Bitung – Kapolres Bitung, AKBP Albert Zai, turun langsung ke lapangan untuk memastikan keselamatan warga dan memimpin penanganan darurat pasca gempa bumi berkekuatan magnitudo 7,3 yang mengguncang Kota Bitung, Kamis (2/4/2026) pagi.
Gempa dengan pusat di koordinat 1.21 LU dan 126.25 BT atau sekitar 127 km tenggara Bitung dengan kedalaman 18 km tersebut tidak menimbulkan korban jiwa, namun menyebabkan kerusakan ringan hingga sedang di beberapa lokasi.
Kapolres Bitung memulai pengecekan di wilayah pesisir Pantai Girian Bawah dan Jembatan Girian.

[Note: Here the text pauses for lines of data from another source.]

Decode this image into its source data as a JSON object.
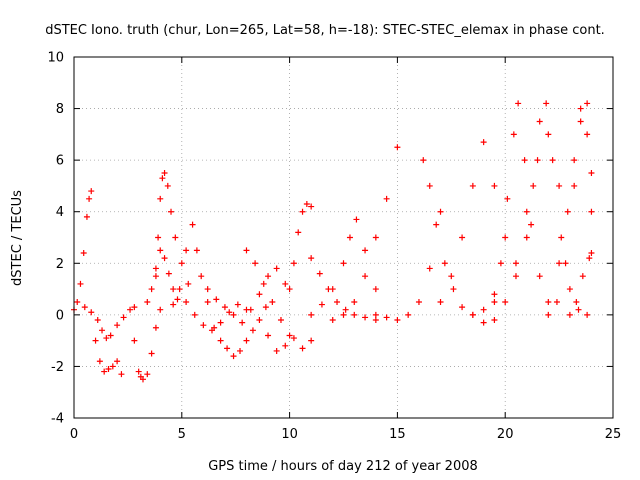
{
  "chart_data": {
    "type": "scatter",
    "title": "dSTEC Iono. truth (chur, Lon=265, Lat=58, h=-18): STEC-STEC_elemax in phase cont.",
    "xlabel": "GPS time / hours of day 212 of year 2008",
    "ylabel": "dSTEC  / TECUs",
    "xlim": [
      0,
      25
    ],
    "ylim": [
      -4,
      10
    ],
    "xticks": [
      "0",
      "5",
      "10",
      "15",
      "20",
      "25"
    ],
    "yticks": [
      "-4",
      "-2",
      "0",
      "2",
      "4",
      "6",
      "8",
      "10"
    ],
    "grid": true,
    "legend": "none",
    "marker": "+",
    "color": "#ff0000",
    "series": [
      {
        "x": [
          0.0,
          0.15,
          0.3,
          0.45,
          0.6,
          0.7,
          0.8
        ],
        "y": [
          0.2,
          0.5,
          1.2,
          2.4,
          3.8,
          4.5,
          4.8
        ]
      },
      {
        "x": [
          0.5,
          0.8,
          1.1,
          1.3,
          1.5,
          1.7,
          2.0,
          2.3,
          2.6,
          2.8
        ],
        "y": [
          0.3,
          0.1,
          -0.2,
          -0.6,
          -0.9,
          -0.8,
          -0.4,
          -0.1,
          0.2,
          0.3
        ]
      },
      {
        "x": [
          1.0,
          1.2,
          1.4,
          1.6,
          1.8,
          2.0,
          2.2
        ],
        "y": [
          -1.0,
          -1.8,
          -2.2,
          -2.1,
          -2.0,
          -1.8,
          -2.3
        ]
      },
      {
        "x": [
          2.8,
          3.0,
          3.1,
          3.2,
          3.4,
          3.6,
          3.8,
          4.0
        ],
        "y": [
          -1.0,
          -2.2,
          -2.4,
          -2.5,
          -2.3,
          -1.5,
          -0.5,
          0.2
        ]
      },
      {
        "x": [
          3.8,
          3.9,
          4.0,
          4.1,
          4.2,
          4.35,
          4.5,
          4.7,
          5.0,
          5.3
        ],
        "y": [
          1.5,
          3.0,
          4.5,
          5.3,
          5.5,
          5.0,
          4.0,
          3.0,
          2.0,
          1.2
        ]
      },
      {
        "x": [
          3.4,
          3.6,
          3.8,
          4.0,
          4.2,
          4.4,
          4.6,
          4.8
        ],
        "y": [
          0.5,
          1.0,
          1.8,
          2.5,
          2.2,
          1.6,
          1.0,
          0.6
        ]
      },
      {
        "x": [
          4.6,
          4.9,
          5.2,
          5.5,
          5.7,
          5.9,
          6.2
        ],
        "y": [
          0.4,
          1.0,
          2.5,
          3.5,
          2.5,
          1.5,
          0.5
        ]
      },
      {
        "x": [
          6.5,
          6.8,
          7.1,
          7.4,
          7.7,
          8.0,
          8.3,
          8.6,
          8.9
        ],
        "y": [
          -0.5,
          -1.0,
          -1.3,
          -1.6,
          -1.4,
          -1.0,
          -0.6,
          -0.2,
          0.3
        ]
      },
      {
        "x": [
          5.2,
          5.6,
          6.0,
          6.4,
          6.8,
          7.2,
          7.6,
          8.0
        ],
        "y": [
          0.5,
          0.0,
          -0.4,
          -0.6,
          -0.3,
          0.1,
          0.4,
          0.2
        ]
      },
      {
        "x": [
          6.2,
          6.6,
          7.0,
          7.4,
          7.8,
          8.2,
          8.6,
          9.0,
          9.4,
          9.8
        ],
        "y": [
          1.0,
          0.6,
          0.3,
          0.0,
          -0.3,
          0.2,
          0.8,
          1.5,
          1.8,
          1.2
        ]
      },
      {
        "x": [
          8.0,
          8.4,
          8.8,
          9.2,
          9.6,
          10.0
        ],
        "y": [
          2.5,
          2.0,
          1.2,
          0.5,
          -0.2,
          -0.8
        ]
      },
      {
        "x": [
          9.0,
          9.4,
          9.8,
          10.2,
          10.6,
          11.0
        ],
        "y": [
          -0.8,
          -1.4,
          -1.2,
          -0.9,
          -1.3,
          -1.0
        ]
      },
      {
        "x": [
          10.0,
          10.2,
          10.4,
          10.6,
          10.8,
          11.0
        ],
        "y": [
          1.0,
          2.0,
          3.2,
          4.0,
          4.3,
          4.2
        ]
      },
      {
        "x": [
          11.0,
          11.4,
          11.8,
          12.2,
          12.6,
          13.0,
          13.5,
          14.0
        ],
        "y": [
          2.2,
          1.6,
          1.0,
          0.5,
          0.2,
          0.0,
          -0.1,
          -0.2
        ]
      },
      {
        "x": [
          11.0,
          11.5,
          12.0,
          12.5,
          12.8,
          13.1,
          13.5,
          14.0
        ],
        "y": [
          0.0,
          0.4,
          1.0,
          2.0,
          3.0,
          3.7,
          2.5,
          1.0
        ]
      },
      {
        "x": [
          12.0,
          12.5,
          13.0,
          13.5,
          14.0,
          14.5,
          15.0
        ],
        "y": [
          -0.2,
          0.0,
          0.5,
          1.5,
          3.0,
          4.5,
          6.5
        ]
      },
      {
        "x": [
          14.0,
          14.5,
          15.0,
          15.5,
          16.0,
          16.5,
          17.0
        ],
        "y": [
          0.0,
          -0.1,
          -0.2,
          0.0,
          0.5,
          1.8,
          4.0
        ]
      },
      {
        "x": [
          16.2,
          16.5,
          16.8,
          17.2,
          17.6,
          18.0,
          18.5,
          19.0,
          19.5
        ],
        "y": [
          6.0,
          5.0,
          3.5,
          2.0,
          1.0,
          0.3,
          0.0,
          0.2,
          0.8
        ]
      },
      {
        "x": [
          17.0,
          17.5,
          18.0,
          18.5,
          19.0,
          19.5,
          20.0,
          20.5
        ],
        "y": [
          0.5,
          1.5,
          3.0,
          5.0,
          6.7,
          5.0,
          3.0,
          1.5
        ]
      },
      {
        "x": [
          18.5,
          19.0,
          19.5,
          20.0,
          20.5,
          21.0,
          21.5,
          22.0,
          22.5
        ],
        "y": [
          0.0,
          -0.3,
          -0.2,
          0.5,
          2.0,
          4.0,
          6.0,
          7.0,
          5.0
        ]
      },
      {
        "x": [
          19.5,
          19.8,
          20.1,
          20.4,
          20.6,
          20.9,
          21.2,
          21.6,
          22.0
        ],
        "y": [
          0.5,
          2.0,
          4.5,
          7.0,
          8.2,
          6.0,
          3.5,
          1.5,
          0.5
        ]
      },
      {
        "x": [
          21.0,
          21.3,
          21.6,
          21.9,
          22.2,
          22.6,
          23.0,
          23.4,
          23.8
        ],
        "y": [
          3.0,
          5.0,
          7.5,
          8.2,
          6.0,
          3.0,
          1.0,
          0.2,
          0.0
        ]
      },
      {
        "x": [
          22.0,
          22.4,
          22.8,
          23.2,
          23.5,
          23.8,
          24.0
        ],
        "y": [
          0.0,
          0.5,
          2.0,
          5.0,
          8.0,
          7.0,
          4.0
        ]
      },
      {
        "x": [
          22.5,
          22.9,
          23.2,
          23.5,
          23.8,
          24.0
        ],
        "y": [
          2.0,
          4.0,
          6.0,
          7.5,
          8.2,
          5.5
        ]
      },
      {
        "x": [
          23.0,
          23.3,
          23.6,
          23.9,
          24.0
        ],
        "y": [
          0.0,
          0.5,
          1.5,
          2.2,
          2.4
        ]
      }
    ]
  }
}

Hasil pemantauan menunjukkan kondisi air laut masih dalam batas normal dan tidak ditemukan kerusakan signifikan pada bangunan di sekitar pesisir.
Jajaran Polres Bitung juga melakukan pengamanan dan evakuasi secara humanis, membantu warga yang terdampak, serta memberikan edukasi dan imbauan kepada masyarakat agar tetap tenang dan tidak panik.
“Kami mengimbau masyarakat agar tetap tenang, tidak mudah terpancing isu yang belum jelas, dan mengikuti informasi resmi dari pemerintah serta BMKG. Keselamatan masyarakat adalah prioritas utama kami,” ujar Kasi Humas Polres Bitung, AKP Abdul Natip Anggai.
Situasi Kota Bitung pasca gempa dilaporkan dalam keadaan kondusif dan terkendali. Kapolres bersama jajaran masih terus melakukan pemantauan intensif dan memberikan edukasi kepada masyarakat terkait langkah evakuasi dan kesiapsiagaan menghadapi potensi gempa susulan maupun ancaman tsunami.